Two Irish Nationwide Building Society subordinated bondholders told a London court Nov. 19 that a lawsuit seeking the liquidation of the nationalized property lender should be allowed to proceed.

The bondholders, Satinland Finance Sarl and Trimast Holding Sarl, said the bank bailout is forcing them to assume part of the burden that should be shouldered by the Irish government. The bondholders are seeking to force a BNP Paribas SA unit, the debt program trustee, to file a winding-up petition against Irish Nationwide, which has asked to dismiss the lawsuit.

The investors sued after Irish Finance Minister Brian Lenihan said Sept. 30 that holders of subordinated bonds would be expected to share in the cost of bailing out Irish Nationwide and Anglo Irish Bank Corp., the country’s two nationalized lenders. The government has committed 5.4 billion euros ($7.4 billion) to rescue Irish Nationwide, as losses mounted amid surging bad loans.

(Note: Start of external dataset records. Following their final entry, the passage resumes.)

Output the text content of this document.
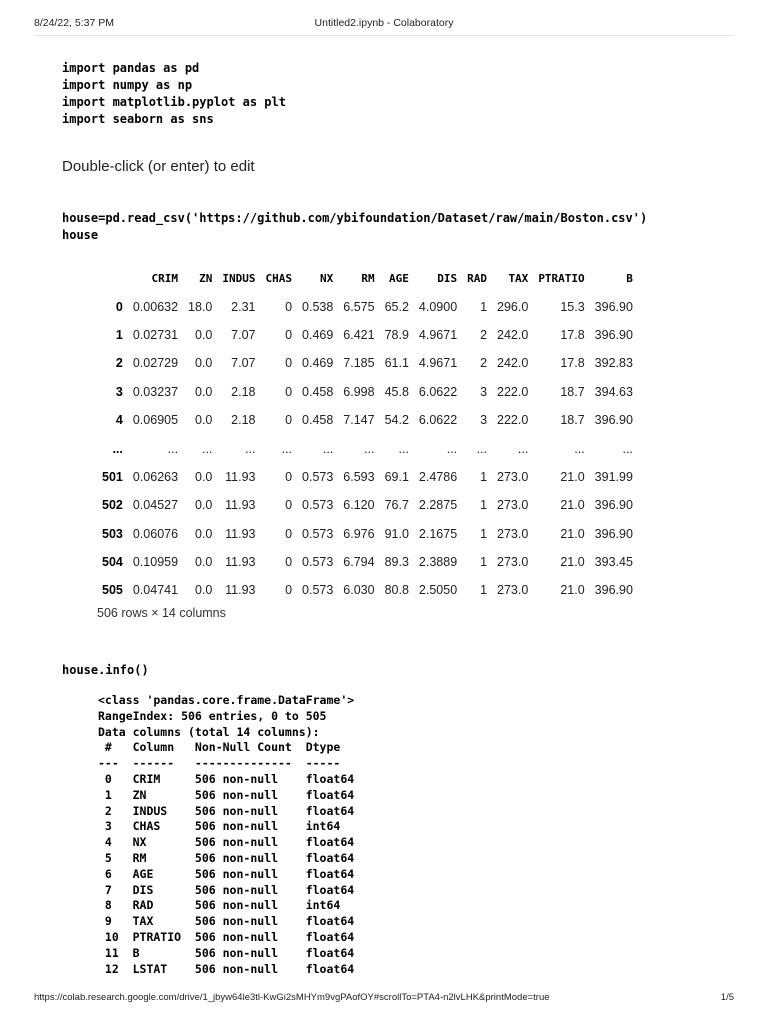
8/24/22, 5:37 PM	Untitled2.ipynb - Colaboratory
import pandas as pd
import numpy as np
import matplotlib.pyplot as plt
import seaborn as sns
Double-click (or enter) to edit
house=pd.read_csv('https://github.com/ybifoundation/Dataset/raw/main/Boston.csv')
house
	CRIM	ZN	INDUS	CHAS	NX	RM	AGE	DIS	RAD	TAX	PTRATIO	B
0	0.00632	18.0	2.31	0	0.538	6.575	65.2	4.0900	1	296.0	15.3	396.90
1	0.02731	0.0	7.07	0	0.469	6.421	78.9	4.9671	2	242.0	17.8	396.90
2	0.02729	0.0	7.07	0	0.469	7.185	61.1	4.9671	2	242.0	17.8	392.83
3	0.03237	0.0	2.18	0	0.458	6.998	45.8	6.0622	3	222.0	18.7	394.63
4	0.06905	0.0	2.18	0	0.458	7.147	54.2	6.0622	3	222.0	18.7	396.90
...	...	...	...	...	...	...	...	...	...	...	...	...
501	0.06263	0.0	11.93	0	0.573	6.593	69.1	2.4786	1	273.0	21.0	391.99
502	0.04527	0.0	11.93	0	0.573	6.120	76.7	2.2875	1	273.0	21.0	396.90
503	0.06076	0.0	11.93	0	0.573	6.976	91.0	2.1675	1	273.0	21.0	396.90
504	0.10959	0.0	11.93	0	0.573	6.794	89.3	2.3889	1	273.0	21.0	393.45
505	0.04741	0.0	11.93	0	0.573	6.030	80.8	2.5050	1	273.0	21.0	396.90
506 rows × 14 columns
house.info()
<class 'pandas.core.frame.DataFrame'>
RangeIndex: 506 entries, 0 to 505
Data columns (total 14 columns):
#   Column   Non-Null Count  Dtype
---  ------   --------------  -----
0   CRIM     506 non-null    float64
1   ZN       506 non-null    float64
2   INDUS    506 non-null    float64
3   CHAS     506 non-null    int64
4   NX       506 non-null    float64
5   RM       506 non-null    float64
6   AGE      506 non-null    float64
7   DIS      506 non-null    float64
8   RAD      506 non-null    int64
9   TAX      506 non-null    float64
10  PTRATIO  506 non-null    float64
11  B        506 non-null    float64
12  LSTAT    506 non-null    float64
https://colab.research.google.com/drive/1_jbyw64le3tl-KwGi2sMHYm9vgPAofOY#scrollTo=PTA4-n2lvLHK&printMode=true	1/5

“The burden-sharing process” imposes “losses on one class, namely subordinated noteholders, while not imposing losses on another class, namely the Irish government,” Neil Calver, a lawyer for the bondholders, said at a Nov. 19 hearing in London. “INBS has repudiated the notes by indicating it does not intend to pay the contractually obliged amount when it falls due by way of burden-sharing.”

Lehman Europe Wins U.K. Ruling Over $1.5 Billion in Securities

Lehman Brothers Holdings Inc.’s former U.K. unit won a court ruling allowing it to keep more than $1.5 billion worth of securities left in the bank’s accounts when it collapsed more than two years ago.

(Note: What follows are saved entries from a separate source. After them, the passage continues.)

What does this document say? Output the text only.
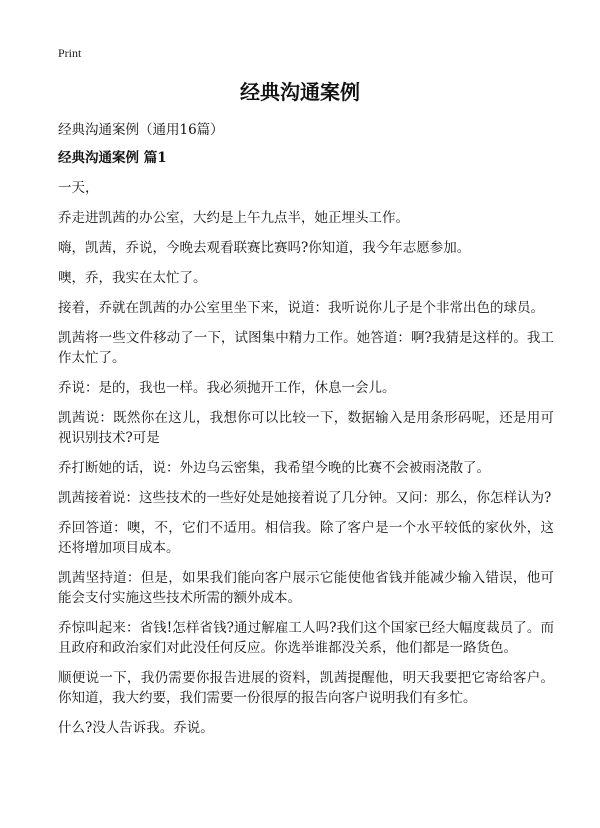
Print
经典沟通案例

经典沟通案例（通用16篇）

经典沟通案例 篇1

一天，

乔走进凯茜的办公室，大约是上午九点半，她正埋头工作。

嗨，凯茜，乔说，今晚去观看联赛比赛吗?你知道，我今年志愿参加。

噢，乔，我实在太忙了。

接着，乔就在凯茜的办公室里坐下来，说道：我听说你儿子是个非常出色的球员。

凯茜将一些文件移动了一下，试图集中精力工作。她答道：啊?我猜是这样的。我工作太忙了。

乔说：是的，我也一样。我必须抛开工作，休息一会儿。

凯茜说：既然你在这儿，我想你可以比较一下，数据输入是用条形码呢，还是用可视识别技术?可是

乔打断她的话，说：外边乌云密集，我希望今晚的比赛不会被雨浇散了。

凯茜接着说：这些技术的一些好处是她接着说了几分钟。又问：那么，你怎样认为?

乔回答道：噢，不，它们不适用。相信我。除了客户是一个水平较低的家伙外，这还将增加项目成本。

凯茜坚持道：但是，如果我们能向客户展示它能使他省钱并能减少输入错误，他可能会支付实施这些技术所需的额外成本。

乔惊叫起来：省钱!怎样省钱?通过解雇工人吗?我们这个国家已经大幅度裁员了。而且政府和政治家们对此没任何反应。你选举谁都没关系，他们都是一路货色。

顺便说一下，我仍需要你报告进展的资料，凯茜提醒他，明天我要把它寄给客户。你知道，我大约要，我们需要一份很厚的报告向客户说明我们有多忙。

什么?没人告诉我。乔说。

Lehman Brothers International Europe, which is liquidating in London, had asked the U.K. court for direction on whether five other Lehman units owned any of the securities that had been bought and sold to one another in a series of internal transactions.

The case is known as the “Rascals” litigation, for “Regulation and Administration of Safe Custody and Local Settlement,” the name of the bank’s internal process for making accounting entries between LBIE and the affiliates to record repurchase arrangements.

“The standard Rascals process had the effect of transferring that beneficial ownership in the securities to LBIE,” its administrators at PricewaterhouseCoopers LLP said in a statement Nov. 19. “LBIE retained beneficial ownership of the securities thereafter.”

Lehman filed for the U.S.’s biggest bankruptcy in September 2008, roiling financial markets and contributing to the worst economic crisis since the Great Depression. The U.K. unit has been involved in suits with the parent company in the U.S. and affiliates throughout Europe over billions in accounts frozen when the bank collapsed.

DOF Chief Aase May Evaluate DeepOcean If for Sale, DN Reports

Norway’s DOF ASA may be interested in DeepOcean, a unit of Trico Marine Group, should it be put up for sale, Dagens Naeringsliv reported Nov. 19, citing Chief Executive Officer Mons Aase.

DOF may assess how DeepOcean would fit with its own subsea business, the CEO told the Oslo-based newspaper. DOF is interested in growing in the subsea field, the newspaper said.

Evercore and Alix Partners are assisting Trico, creditors and a bankruptcy court in Delaware to identify and negotiate with interested parties, DN said, without saying where it got the information. Trico Marine Services Inc. filed for Chapter 11 bankruptcy protection in August. The Norwegian part of Trico wasn’t included in the filing, the newspaper said.